Young dairy farmer Shailendra Singh Totaram, who lives in Triolet, northern
Mauritius, grew up with cows. For years, his grandparents and parents kept cattle to supplement their income. But a combination of increased urbanisation and the advent of cheap imported powdered milk forced them to give up their livestock. Two decades on, Shailendra, now 28, has revived the family dairy business, making it bigger and better than ever.

Shailendra keeps 20 cows in a concrete cowshed outside the village. He took up dairy farming last year following training from the Agricultural Research and Extension Unit (AREU). He sells his entire daily output of 200 l to a local food processor. "I want to enhance the value of this job and become the best farmer in the island", he says. Then, talking to one of his cows, he urges: "Eat my friend, you have to give plenty of milk."

Shailendra is one of a number of young entrepreneurs to have taken up dairy farming in the past year or so, encouraged by a range of incentives offered in an attempt to revive Mauritius' flagging industry. With milk production levels down to just 2% of local demand, the country's aim is to restore the sector and produce 10% of consumer requirements by 2015. Traditionally, the dairy industry in Mauritius was dominated by backyard producers, mostly women. But many of them abandoned farming in the 1980s to take higher paid jobs in the textile and clothing manufacturing industry. Powdered milk did the rest, making the island largely dependent on imports. As a result, the country's herds dropped from 25,000 heads to the current figure of 5,500 and from 10,000 small breeders to just 1,750.

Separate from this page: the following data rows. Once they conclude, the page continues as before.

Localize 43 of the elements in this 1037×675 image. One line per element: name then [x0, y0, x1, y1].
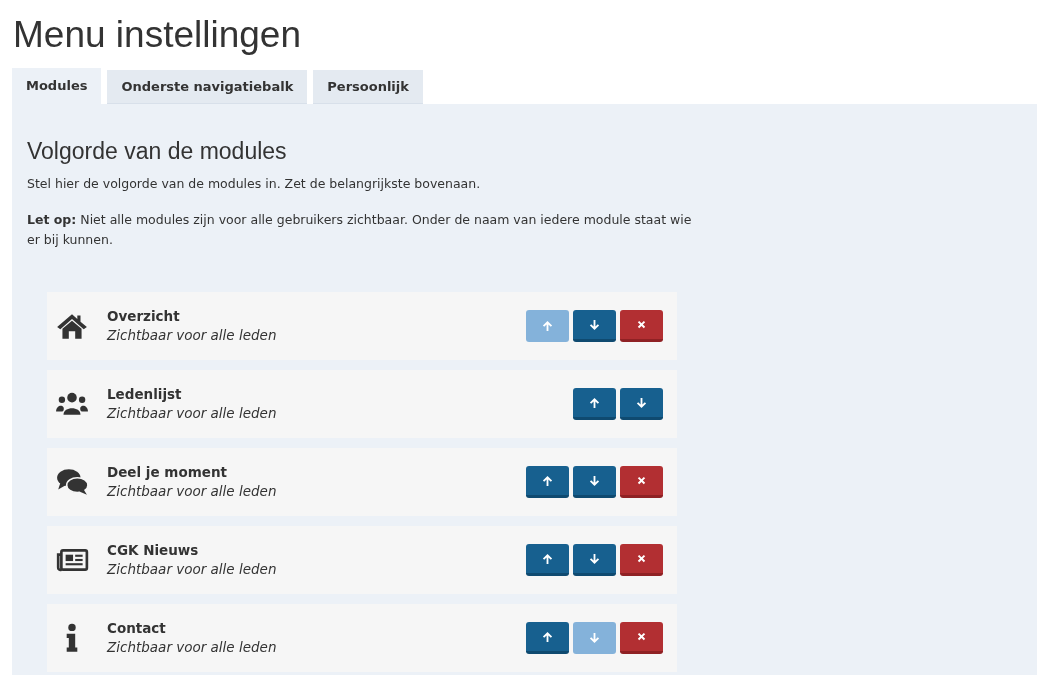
tab[interactable]: Onderste navigatiebalk	[107, 70, 308, 104]
module-name: Overzicht	[107, 307, 181, 326]
move-up-button[interactable]	[526, 544, 569, 576]
close-icon	[636, 630, 647, 643]
visibility-text: Zichtbaar voor alle leden	[107, 482, 278, 501]
arrow-up-icon	[542, 320, 553, 332]
arrow-down-icon	[589, 552, 600, 565]
arrow-down-icon	[589, 318, 600, 331]
visibility-text: Zichtbaar voor alle leden	[107, 326, 278, 345]
page-title: Menu instellingen	[12, 13, 302, 57]
visibility-text: Zichtbaar voor alle leden	[107, 638, 278, 657]
intro-text: Stel hier de volgorde van de modules in. Zet de belangrijkste bovenaan.	[27, 175, 482, 193]
arrow-up-icon	[542, 630, 553, 643]
close-icon	[636, 474, 647, 487]
arrow-down-icon	[589, 474, 600, 487]
close-icon	[636, 318, 647, 331]
note-text: Let op: Niet alle modules zijn voor alle gebruikers zichtbaar. Onder de naam van iedere module staat wie er bij kunnen.	[27, 211, 692, 249]
module-name: Contact	[107, 619, 167, 638]
remove-button[interactable]	[620, 466, 663, 498]
arrow-up-icon	[542, 552, 553, 565]
move-up-button[interactable]	[573, 388, 616, 420]
move-down-button[interactable]	[573, 310, 616, 342]
arrow-up-icon	[589, 396, 600, 409]
remove-button[interactable]	[620, 310, 663, 342]
move-down-button[interactable]	[620, 388, 663, 420]
close-icon	[636, 552, 647, 565]
tab[interactable]: Modules	[12, 68, 102, 104]
tab[interactable]: Persoonlijk	[313, 70, 423, 104]
move-down-button[interactable]	[573, 466, 616, 498]
move-up-button[interactable]	[526, 622, 569, 654]
remove-button[interactable]	[620, 544, 663, 576]
module-name: Deel je moment	[107, 463, 228, 482]
section-heading: Volgorde van de modules	[27, 138, 288, 165]
arrow-down-icon	[636, 396, 647, 409]
arrow-down-icon	[589, 632, 600, 644]
move-up-button[interactable]	[526, 466, 569, 498]
move-down-button[interactable]	[573, 544, 616, 576]
arrow-up-icon	[542, 474, 553, 487]
visibility-text: Zichtbaar voor alle leden	[107, 404, 278, 423]
module-name: Ledenlijst	[107, 385, 183, 404]
module-name: CGK Nieuws	[107, 541, 200, 560]
visibility-text: Zichtbaar voor alle leden	[107, 560, 278, 579]
remove-button[interactable]	[620, 622, 663, 654]
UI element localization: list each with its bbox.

To stimulate dairy production, the government has introduced a battery of grants and loans to purchase equipment, import improved genetic breeds and acquire land for grazing. Ten other young dairy farmers recently joined the Cowbreeders Cooperative Society at Nouvelle Découverte, in the centre of the island. Together they produce about 1500 l a day. Since small-scale milk production will not be enough to meet the ambitious target, Mauritius has also offered huge areas of land and other incentives, to three major companies. Two of them - Gold Cream Ltd and SKC Surat - started operations several months ago using South African technical know-how. "We had to find a foreign partner", says Suren Surat, managing director of SKC Surat, whose farm lies at Rose-Belle, in southern Mauritius. This enterprise produces 1,000 l/day, all of it sold on the local market. Surat plans to produce 2,500 l/day by March 2010 and 4,000 l/day by the end of next year.

At Salazie, in northern Mauritius, Gold Cream's Eroll Parker manages a herd of 600 cows that he imported from his native South Africa. His milking shed is a huge steel building in the midst of a forest where he plans to house some 2,000 cows by next year. He sells his entire daily output of 1,500 l to a local processor. "A cow is every day; seven days a week. You have to feed and milk it daily. This is a very tough job", he says, as he milks 160 of his large herd. "But this is quite a promising industry now in Mauritius."